Comment by walterburns

GADTs let you do similar things in the simplest cases, they just don't work as well for complex constraints.

Like, append: Vector n t -> Vector m t -> Vector (n+m) t. With GADTs you need to manually lift (+) to work on the types, and then provide proofs that it's compatible with the value-level.

Then you often need singletons for the cases that are more complex- if I have a set of integers, and an int x, and I want to constrain that the item is in the set and is also even, the GADT approach looks like:

doThing :: Singleton Int x -> Singleton (Set Int) s -> IsInSet x s -> IsEven x -> SomeOutput

Which looks reasonable, until you remember that the Singleton type has to have a representation which is convenient to prove things about, not a representation that is convenient/efficient to operate on, which means your proofs will be annoying or your function itself will hardly resemble a "naive" untyped implementation.

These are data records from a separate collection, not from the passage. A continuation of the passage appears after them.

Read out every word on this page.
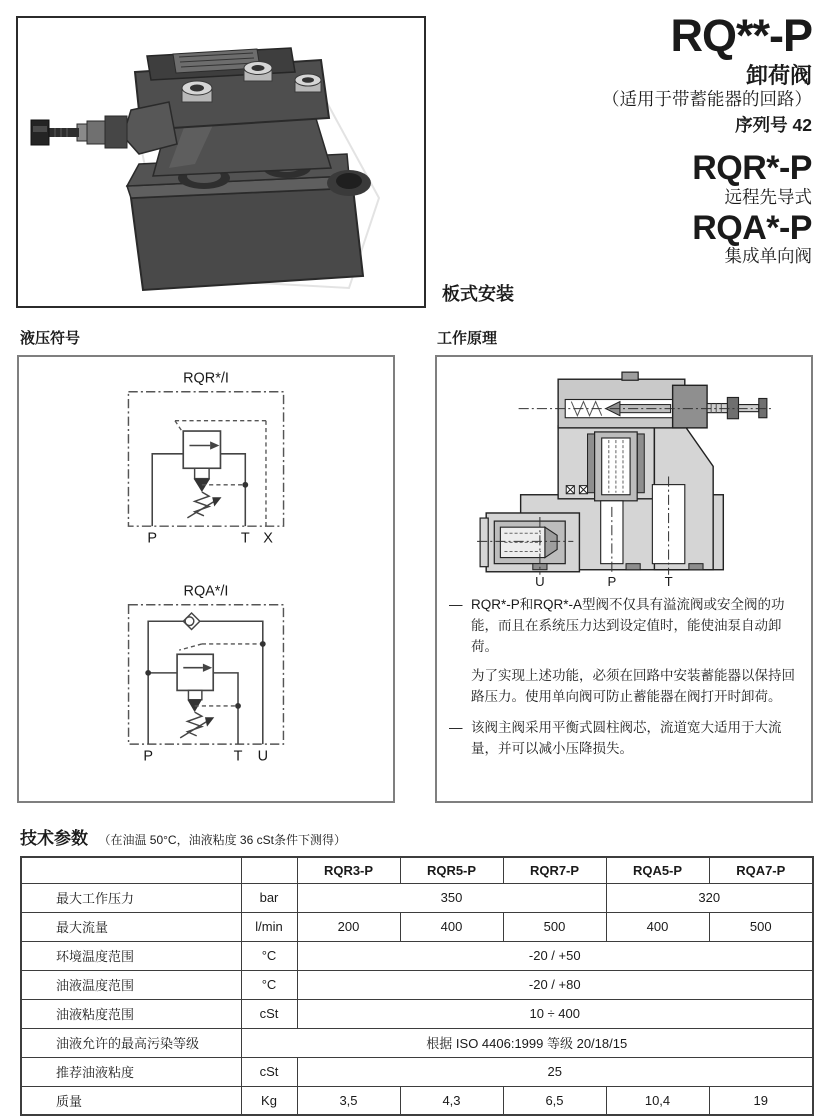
RQ**-P
卸荷阀
（适用于带蓄能器的回路）
序列号 42
RQR*-P
远程先导式
RQA*-P
集成单向阀
板式安装
液压符号
RQR*/I
P	T X
RQA*/I
P	T U
工作原理
U	P	T
— RQR*-P和RQR*-A型阀不仅具有溢流阀或安全阀的功能，而且在系统压力达到设定值时，能使油泵自动卸荷。
为了实现上述功能，必须在回路中安装蓄能器以保持回路压力。使用单向阀可防止蓄能器在阀打开时卸荷。
— 该阀主阀采用平衡式圆柱阀芯，流道宽大适用于大流量，并可以减小压降损失。
技术参数 （在油温 50°C，油液粘度 36 cSt条件下测得）
		RQR3-P	RQR5-P	RQR7-P	RQA5-P	RQA7-P
最大工作压力	bar	350			320	
最大流量	l/min	200	400	500	400	500
环境温度范围	°C	-20 / +50				
油液温度范围	°C	-20 / +80				
油液粘度范围	cSt	10 ÷ 400				
油液允许的最高污染等级	根据 ISO 4406:1999 等级 20/18/15					
推荐油液粘度	cSt	25				
质量	Kg	3,5	4,3	6,5	10,4	19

Dependent types fix this because your values are "just" values, so it would be something like

doThing :: (x : int) -> (s : set int) -> so (is_in s x) -> so (even x) -> SomeOutput

Here, x and s are just plain values, not a weird wrapper, and is_in and event are ordinary (and arbitrary) library functions.

I mean, you can trivially do it with a (non-G) ADT, if you're content with wrapping the return value.

OTOH you can do this in TypeScript easily without wrapping; it could return a union type `number | string`.